La stratégie judiciaire pénale américaine réside, dès lors qu’il y a de la part de l’accusé la décision de plaider non-coupable, dans un affrontement de versions contradictoires opposant l’accusation et la défense. Cette bataille dont dépend souvent la réputation des procureurs et des avocats appelle l’usage de moyens considérables, surtout si l’accusé dispose des ressources financières pour rémunérer des équipes d’avocats qui entraînent par effet la mobilisation des services du procureur. La stratégie vise à affaiblir l'image de cohérence de la version de la partie adverse, en suscitant le doute sur le sérieux du dossier. Ceci passe souvent par la mise en cause d’une assertion particulière et par la publicité faite à cette incohérence : le rôle des médias devient alors capital dans l'impact psychologique qu’ils peuvent exercer sur les entendements individuels et collectifs. La démonstration de la vérité apparaît alors moins importante que le jeu de rapports de force et la production d'effets de vérité. On l’a vu dans l’affaire « Peuple de l’Etat de New York contre Dominique Strauss-Kahn », lorsque les avocats de ce dernier ont appuyé sur le point faible de l’accusation, la thèse relative à une fuite de leur client laquelle témoignerait d’une conscience de culpabilité. Cependant, la vérité des faits, dès lors qu’elle repose sur des preuves vérifiables, vient bouleverser ce duel de la défense et de l’accusation.

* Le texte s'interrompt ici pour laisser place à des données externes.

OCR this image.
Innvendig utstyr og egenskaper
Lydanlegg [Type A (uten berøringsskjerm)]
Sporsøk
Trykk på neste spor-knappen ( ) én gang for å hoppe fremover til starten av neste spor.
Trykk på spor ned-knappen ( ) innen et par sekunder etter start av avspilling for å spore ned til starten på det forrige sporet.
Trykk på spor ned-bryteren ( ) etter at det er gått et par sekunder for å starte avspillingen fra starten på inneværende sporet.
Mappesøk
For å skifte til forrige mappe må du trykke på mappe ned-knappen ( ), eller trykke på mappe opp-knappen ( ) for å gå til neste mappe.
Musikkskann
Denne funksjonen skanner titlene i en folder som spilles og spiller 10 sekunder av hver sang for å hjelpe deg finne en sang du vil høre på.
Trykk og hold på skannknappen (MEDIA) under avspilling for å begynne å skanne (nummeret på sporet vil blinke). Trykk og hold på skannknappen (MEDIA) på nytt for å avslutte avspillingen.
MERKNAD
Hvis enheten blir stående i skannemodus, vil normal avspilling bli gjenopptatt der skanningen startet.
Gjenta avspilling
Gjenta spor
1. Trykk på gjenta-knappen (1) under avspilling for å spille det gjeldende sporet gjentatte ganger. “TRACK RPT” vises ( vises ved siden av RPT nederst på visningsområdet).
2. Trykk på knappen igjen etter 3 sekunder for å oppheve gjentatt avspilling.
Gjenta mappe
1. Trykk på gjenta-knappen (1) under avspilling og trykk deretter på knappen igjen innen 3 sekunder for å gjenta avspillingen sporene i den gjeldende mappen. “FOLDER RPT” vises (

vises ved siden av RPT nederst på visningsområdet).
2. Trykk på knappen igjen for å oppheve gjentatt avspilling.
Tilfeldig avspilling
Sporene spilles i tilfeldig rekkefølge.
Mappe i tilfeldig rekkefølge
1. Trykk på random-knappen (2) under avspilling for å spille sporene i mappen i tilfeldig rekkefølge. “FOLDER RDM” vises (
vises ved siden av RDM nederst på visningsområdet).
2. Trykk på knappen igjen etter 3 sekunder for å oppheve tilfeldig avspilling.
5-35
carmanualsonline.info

La stratégie judiciaire pénale américaine est au cœur de la littérature policière de l’écrivain Michael Connelly dont les romans sont traduits aux éditions du Seuil, du moins jusqu’à celui qui paraît aujourd’hui, Les neuf dragons. Le héros central, le détective du Los Angeles Police Department Harry Bosch, est fréquemment confronté à la justice criminelle, au point même de s’y retrouver comme accusé avec La Blonde en béton (paru en traduction française en 1996). Connelly, qui fut longtemps chroniqueur judiciaire au L.A. Times a gardé de ces années de journalisme dans les prétoires une passion pour la stratégie judiciaire, notamment celle des avocats. Avec Bosch, il relève ainsi, au sujet du défenseur qu’il donne à son héros, que « son discours était plus une réponse à celui de sa consœur qu’un exposé courageux démontrant l’innocence de Bosch et l’injustice des accusations portées contre lui. [...] Certes, cela faisait gagner quelques points à la défense, mais c’était également la confirmation, de manière indirecte, qu’il existait deux conclusions en faveur de la partie plaignante. Belk n’en avait pas conscience, contrairement à Bosch ».
En 2005, dans La défense Lincoln (Seuil, 2006), Connelly s'offrait un nouveau héros en la personne d’un avocat, Mickey Haller, lequel découvrait finalement que la meilleure défense restait toujours la recherche de la vérité. Une véritable rédemption pour ce juriste en quête de retour. L’auteur retravaillait ici la matière pénale qu’il avait suivi des années durant les tribunaux du comté.
En 2008, Michael Connelly faisait se rencontrer le flic et l’avocat dans Le Verdict du plomb. Bosch était certes en arrière-plan, mais bien présent tout de même. Le premier plan était occupé par Haller, aux prises avec un obscur procès où la vérité disparaissait sous les mensonges et les manipulations. Mais la clef résidait dans la scène de crime qualifiée de « carte » qu’il faut savoir déchiffrer. « Sachez la lire et parfois vous y trouverez votre chemin, fait-il dire à Mickey Haller. La géométrie du meurtre. Dès que je la comprendrais, je serais prêt à plaider. »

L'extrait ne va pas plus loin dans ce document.